Selon Écotech, « les villes doivent faire partie de la solution aux changements climatiques : jusqu’à 70 % des gaz à effet de serre (GES) sont produits dans les villes qui accueillent plus de 50 % de la population mondiale. Une écocité pourra faire face aux changements climatiques en relevant les défis relatifs à l’étalement urbain, au transport collectif, à la réduction et à la valorisation des matières résiduelles ainsi qu’aux normes, aux matériaux et au design des bâtiments. Les écocités deviendront plus flexibles pour s’adapter aux menaces et aux risques accrus encourus par les infrastructures à la suite des changements climatiques. »

Les fournisseurs de technologies permettant de réduire les émissions de GES dans les villes seront particulièrement intéressés par ce sujet.

Forum de novembre 2010

Après avoir dévoilé le portrait des technologies propres dans le cadre de son 2e Forum en novembre dernier, à Montréal, Écotech indique que les données préliminaires démontrent entre autres que Montréal (et le reste du Québec) compte près de 500 entreprises innovantes en technologies propres, que l’obtention de brevets dans le secteur relié à l’énergie est en baisse marquée et que le niveau de financement des entreprises innovantes est bien en-deçà du poids économique du Québec.

« L’objectif ultime de la grappe est de mettre en place les conditions les plus propices afin d’accélérer le développement des technologies propres ainsi que de faciliter leur adoption et commercialisation », a déclaré Andrée-Lise Méthot, présidente du conseil d’administration d’Écotech Québec.

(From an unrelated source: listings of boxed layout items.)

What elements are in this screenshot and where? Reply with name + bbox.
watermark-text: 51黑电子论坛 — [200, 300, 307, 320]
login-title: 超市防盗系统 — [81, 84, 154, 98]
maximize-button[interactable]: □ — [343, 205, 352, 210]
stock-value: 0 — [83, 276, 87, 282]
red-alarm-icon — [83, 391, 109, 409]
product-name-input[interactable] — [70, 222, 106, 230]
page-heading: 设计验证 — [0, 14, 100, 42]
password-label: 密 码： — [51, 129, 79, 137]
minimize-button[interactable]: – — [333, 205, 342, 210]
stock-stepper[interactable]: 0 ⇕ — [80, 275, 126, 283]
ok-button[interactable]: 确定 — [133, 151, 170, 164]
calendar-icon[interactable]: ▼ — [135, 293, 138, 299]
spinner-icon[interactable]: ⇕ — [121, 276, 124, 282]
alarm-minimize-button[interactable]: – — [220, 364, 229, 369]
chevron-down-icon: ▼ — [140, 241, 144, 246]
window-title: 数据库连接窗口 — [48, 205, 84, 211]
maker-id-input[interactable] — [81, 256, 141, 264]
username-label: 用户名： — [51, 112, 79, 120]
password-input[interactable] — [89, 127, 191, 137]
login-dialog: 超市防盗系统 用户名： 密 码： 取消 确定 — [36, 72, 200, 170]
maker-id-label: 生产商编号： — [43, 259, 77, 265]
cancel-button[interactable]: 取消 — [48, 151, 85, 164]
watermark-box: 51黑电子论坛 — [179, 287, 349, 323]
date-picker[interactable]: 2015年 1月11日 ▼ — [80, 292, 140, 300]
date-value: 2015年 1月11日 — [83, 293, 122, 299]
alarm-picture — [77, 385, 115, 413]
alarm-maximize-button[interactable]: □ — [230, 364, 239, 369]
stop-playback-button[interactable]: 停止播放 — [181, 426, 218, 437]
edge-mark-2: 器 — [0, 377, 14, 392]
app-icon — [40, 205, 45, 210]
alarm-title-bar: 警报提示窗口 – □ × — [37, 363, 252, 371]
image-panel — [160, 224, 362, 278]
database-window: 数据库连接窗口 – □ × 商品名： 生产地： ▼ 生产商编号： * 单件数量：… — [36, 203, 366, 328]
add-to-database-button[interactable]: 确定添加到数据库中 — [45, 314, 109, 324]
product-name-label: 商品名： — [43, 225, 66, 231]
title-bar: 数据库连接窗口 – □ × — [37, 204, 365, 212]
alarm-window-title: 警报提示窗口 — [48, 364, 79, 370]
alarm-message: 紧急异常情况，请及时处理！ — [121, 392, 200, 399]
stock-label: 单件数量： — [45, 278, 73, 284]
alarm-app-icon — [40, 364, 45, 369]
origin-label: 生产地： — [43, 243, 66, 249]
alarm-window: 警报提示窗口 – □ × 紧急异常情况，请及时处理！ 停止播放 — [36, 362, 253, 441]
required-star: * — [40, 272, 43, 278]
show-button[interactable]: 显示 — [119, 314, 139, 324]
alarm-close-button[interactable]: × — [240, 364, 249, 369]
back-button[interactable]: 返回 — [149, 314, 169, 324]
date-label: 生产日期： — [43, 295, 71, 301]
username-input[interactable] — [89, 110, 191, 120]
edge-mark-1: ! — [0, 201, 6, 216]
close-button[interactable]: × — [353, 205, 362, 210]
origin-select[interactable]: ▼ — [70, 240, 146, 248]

Quant à Denis Leclerc, il ajoute que « nous voulons analyser davantage ces aspects critiques et les comparer avec d’autres régions du monde afin de recommander des actions prioritaires pour les améliorer. » Ce 2e Forum, qui a regroupé plus de 170 intervenants, a permis de dévoiler une carte interactive présentant les entreprises innovantes et les organismes de recherche québécois œuvrant dans le secteur des technologies propres. « Ce puissant outil nous permettra de mieux positionner notre expertise tant au Québec, au Canada qu’à l’étranger et ce, dans un secteur en pleine effervescence » ajoute Denis Leclerc.

Première organisation du genre au Canada, Écotech Québec rassemble et mobilise l’industrie des technologies propres autour d’objectifs communs et d’actions concertées. En partenariat avec les intervenants clés à l’échelle québécoise, canadienne et internationale, Écotech Québec soutient les acteurs en accélérant la conception, le développement, l’adoption, la commercialisation et l’exportation de technologies propres. Écotech Québec participe ainsi au virage de l’économie verte dans la perspective du développement durable.